GSNs : Generative Stochastic Networks

TL;DR

This paper introduces Generative Stochastic Networks (GSNs), a new probabilistic modeling framework that learns transition operators of Markov chains, enabling easier training and sampling, validated through experiments on image datasets.

Contribution

The paper proposes GSNs as an alternative to maximum likelihood, providing a new training principle and theoretical justification for related models like denoising auto-encoders.

Findings

GSNs can effectively model data distributions with fewer modes.

They enable training with backpropagation without layerwise pretraining.
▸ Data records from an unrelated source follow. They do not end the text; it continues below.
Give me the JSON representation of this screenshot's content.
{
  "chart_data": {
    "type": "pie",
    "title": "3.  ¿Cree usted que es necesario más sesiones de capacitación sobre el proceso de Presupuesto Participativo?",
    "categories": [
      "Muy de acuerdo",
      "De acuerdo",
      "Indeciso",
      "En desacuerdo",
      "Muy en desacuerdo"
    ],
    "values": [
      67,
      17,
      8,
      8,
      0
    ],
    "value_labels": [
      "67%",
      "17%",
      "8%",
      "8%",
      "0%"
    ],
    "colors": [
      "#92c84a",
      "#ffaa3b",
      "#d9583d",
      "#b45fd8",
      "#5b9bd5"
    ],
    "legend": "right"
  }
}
Experimental results validate the theoretical advantages on image datasets.

Abstract

We introduce a novel training principle for probabilistic models that is an alternative to maximum likelihood. The proposed Generative Stochastic Networks (GSN) framework is based on learning the transition operator of a Markov chain whose stationary distribution estimates the data distribution. Because the transition distribution is a conditional distribution generally involving a small move, it has fewer dominant modes, being unimodal in the limit of small moves. Thus, it is easier to learn, more like learning to perform supervised function approximation, with gradients that can be obtained by back-propagation. The theorems provided here generalize recent work on the probabilistic interpretation of denoising auto-encoders and provide an interesting justification for dependency networks and generalized pseudolikelihood (along with defining an appropriate joint distribution and sampling mechanism, even when the conditionals are not consistent). We study how GSNs can be used with missing inputs and can be used to sample subsets of variables given the rest. Successful experiments are conducted, validating these theoretical results, on two image datasets and with a particular architecture that mimics the Deep Boltzmann Machine Gibbs sampler but allows training to proceed with backprop, without the need for layerwise pretraining.